WASHINGTON, D.C. — The Islamic State (ISIS/ISIL) branch in war-torn Libya is “the greatest cause for concern,” President Obama’s envoy to the anti-ISIS coalition told lawmakers.

In written testimony prepared for a House Foreign Affairs Committee hearing held Wednesday, U.S. envoy Brett McGurk said, “The ISIL branch in Libya is the greatest cause for concern given its attacks to date in Libya and the threat it poses to our regional partners, such as Tunisia and Egypt.”

We also continue to monitor ISIL’s attempts to establish additional affiliates, such as in Bangladesh and Somalia, and are engaging partners and host nations. There is a strong international consensus on the imperative to rid the world of this terrorist group – and while we focus on the core in Iraq and Syria we are also working to enhance the capacity of local partners to identify and eliminate emerging threats before they can materialize.

ISIS branches in Libya, Sinai, Yemen, and Saudi Arabia are receiving financial support from the jihadist group’s base in Iraq and Syria, testified McGurk.

“We also know that the ISIL networks previously discussed facilitating expansion by dispatching capable individuals and funds, and promoting a dangerous transnational narrative.

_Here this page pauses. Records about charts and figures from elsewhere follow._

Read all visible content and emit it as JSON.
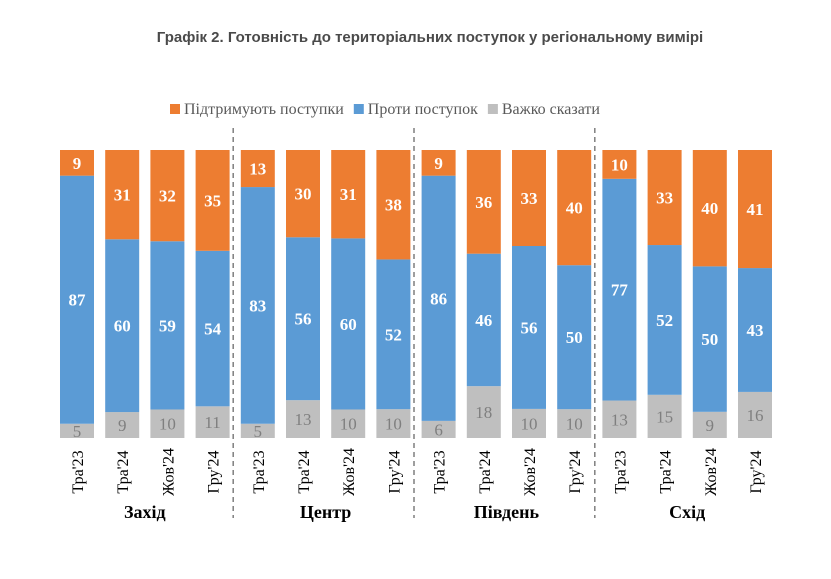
{
  "chart_data": {
    "type": "stacked-bar",
    "title": "Графік 2. Готовність до територіальних поступок у регіональному вимірі",
    "categories": [
      "Тра'23",
      "Тра'24",
      "Жов'24",
      "Гру'24",
      "Тра'23",
      "Тра'24",
      "Жов'24",
      "Гру'24",
      "Тра'23",
      "Тра'24",
      "Жов'24",
      "Гру'24",
      "Тра'23",
      "Тра'24",
      "Жов'24",
      "Гру'24"
    ],
    "groups": [
      "Захід",
      "Центр",
      "Південь",
      "Схід"
    ],
    "series": [
      {
        "name": "Підтримують поступки",
        "color": "#ed7d31",
        "values": [
          9,
          31,
          32,
          35,
          13,
          30,
          31,
          38,
          9,
          36,
          33,
          40,
          10,
          33,
          40,
          41
        ]
      },
      {
        "name": "Проти поступок",
        "color": "#5b9bd5",
        "values": [
          87,
          60,
          59,
          54,
          83,
          56,
          60,
          52,
          86,
          46,
          56,
          50,
          77,
          52,
          50,
          43
        ]
      },
      {
        "name": "Важко сказати",
        "color": "#bfbfbf",
        "values": [
          5,
          9,
          10,
          11,
          5,
          13,
          10,
          10,
          6,
          18,
          10,
          10,
          13,
          15,
          9,
          16
        ]
      }
    ],
    "stack_order": [
      2,
      1,
      0
    ],
    "legend": "top"
  }
}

This makes it imperative to work as a global Coalition to identify and shut down networks running from the core to the affiliates,” he noted.

McGurk acknowledged that the U.S. “should expect setbacks and surprises” in the fight against ISIS.

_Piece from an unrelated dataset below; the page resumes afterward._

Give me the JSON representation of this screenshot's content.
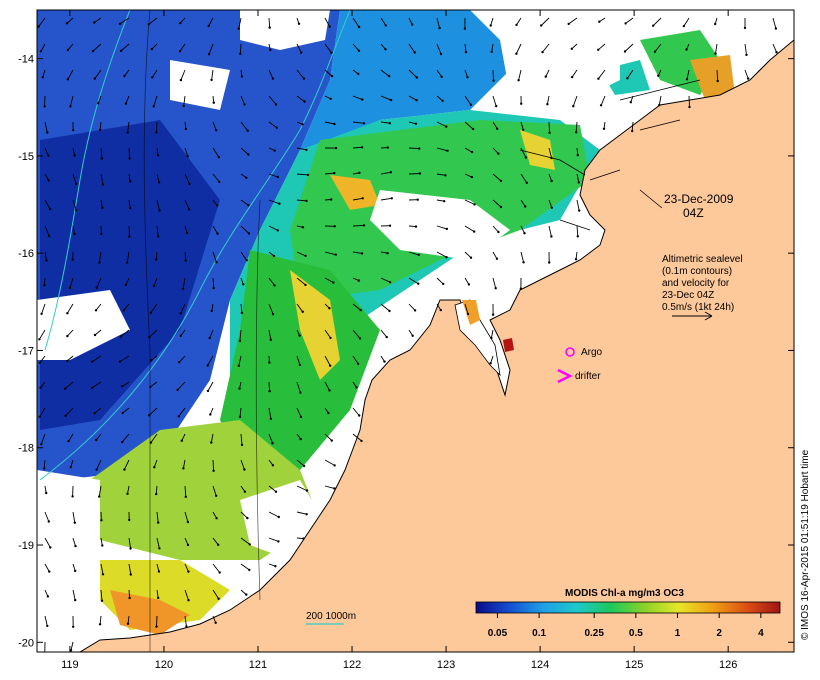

Last year, U.S. and Libyan officials expressed concern over ISIS’s expansion into chaotic Libya, which has been gripped by unrest since rebels, backed by the U.S. and other Western powers, hunted down and killed former dictator Moammar Gaddafi on Oct. 20, 2011.

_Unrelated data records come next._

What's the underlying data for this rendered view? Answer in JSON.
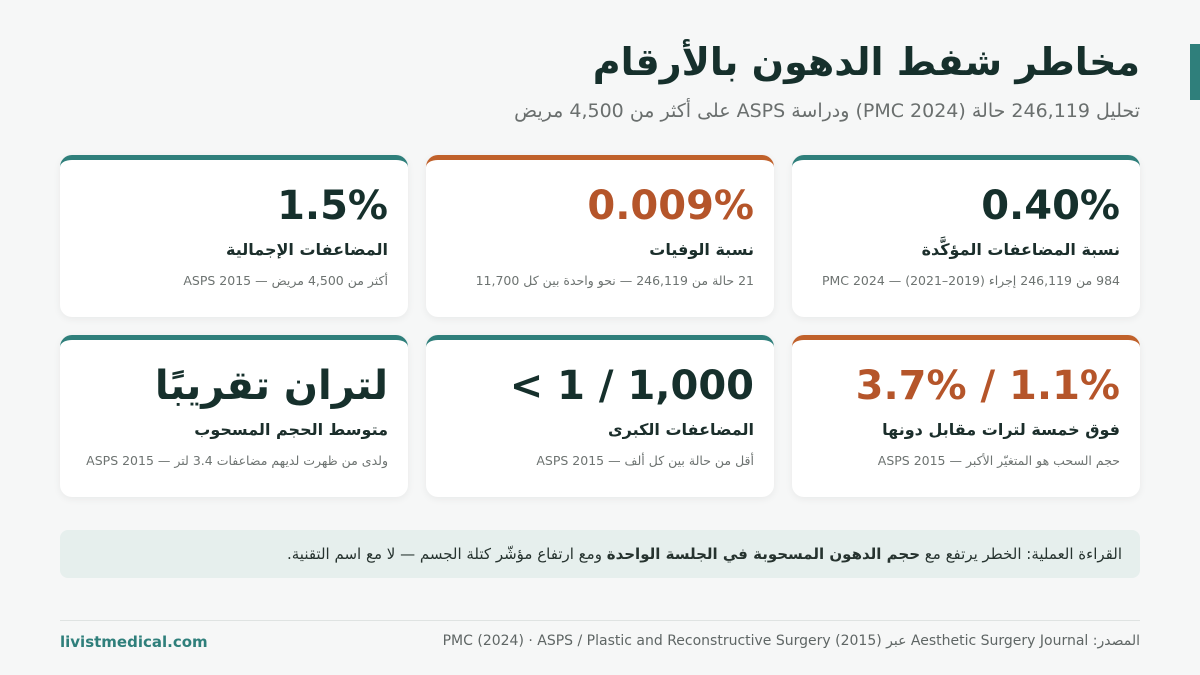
{
  "header": {
    "title": "مخاطر شفط الدهون بالأرقام",
    "subtitle": "تحليل 246,119 حالة (PMC 2024) ودراسة ASPS على أكثر من 4,500 مريض"
  },
  "cards": [
    {
      "value": "0.40%",
      "label": "نسبة المضاعفات المؤكَّدة",
      "note": "984 من 246,119 إجراء (2019–2021) — PMC 2024",
      "accent": "#2f7f7b"
    },
    {
      "value": "0.009%",
      "label": "نسبة الوفيات",
      "note": "21 حالة من 246,119 — نحو واحدة بين كل 11,700",
      "accent": "#c0612b"
    },
    {
      "value": "1.5%",
      "label": "المضاعفات الإجمالية",
      "note": "أكثر من 4,500 مريض — ASPS 2015",
      "accent": "#2f7f7b"
    },
    {
      "value": "3.7% / 1.1%",
      "label": "فوق خمسة لترات مقابل دونها",
      "note": "حجم السحب هو المتغيّر الأكبر — ASPS 2015",
      "accent": "#c0612b"
    },
    {
      "value": "< 1 / 1,000",
      "label": "المضاعفات الكبرى",
      "note": "أقل من حالة بين كل ألف — ASPS 2015",
      "accent": "#2f7f7b"
    },
    {
      "value": "لتران تقريبًا",
      "label": "متوسط الحجم المسحوب",
      "note": "ولدى من ظهرت لديهم مضاعفات 3.4 لتر — ASPS 2015",
      "accent": "#2f7f7b"
    }
  ],
  "takeaway": {
    "before": "القراءة العملية: الخطر يرتفع مع ",
    "bold": "حجم الدهون المسحوبة في الجلسة الواحدة",
    "after": " ومع ارتفاع مؤشّر كتلة الجسم — لا مع اسم التقنية."
  },
  "footer": {
    "source": "المصدر: Aesthetic Surgery Journal عبر PMC (2024) · ASPS / Plastic and Reconstructive Surgery (2015)",
    "brand": "livistmedical.com"
  }
}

Dr. Aref Nayed, the Libyan Ambassador to the United Arab Emirates, warned in February 2015 that ISIS could use Libya as a platform to launch terrorist attacks against Europe, namely Italy.

That same month, ABC News quoted an anonymous U.S. counterterrorism official as saying that ISIS jihadists “pretty much own Libya. We have zero collection there and zero authorities there.”

A few months later, on January 27, Pentagon press secretary Peter Cook told reporters that the Obama administration has deployed U.S. forces to Libya to try “to establish contact with forces on the ground so that we get a clear picture of what’s happening there,” adding that ISIS in Libya is “a significant concern for us.”

Russian airstrikes on behalf of Syrian dictator Bashar al-Assad are pushing U.S.-backed Syrian opposition forces to fight the Syrian government rather than ISIS, testified Obama’s envoy on Wednesday.

“What Russia is doing is directly enabling ISIL,” he said, echoing various members of the Obama administration.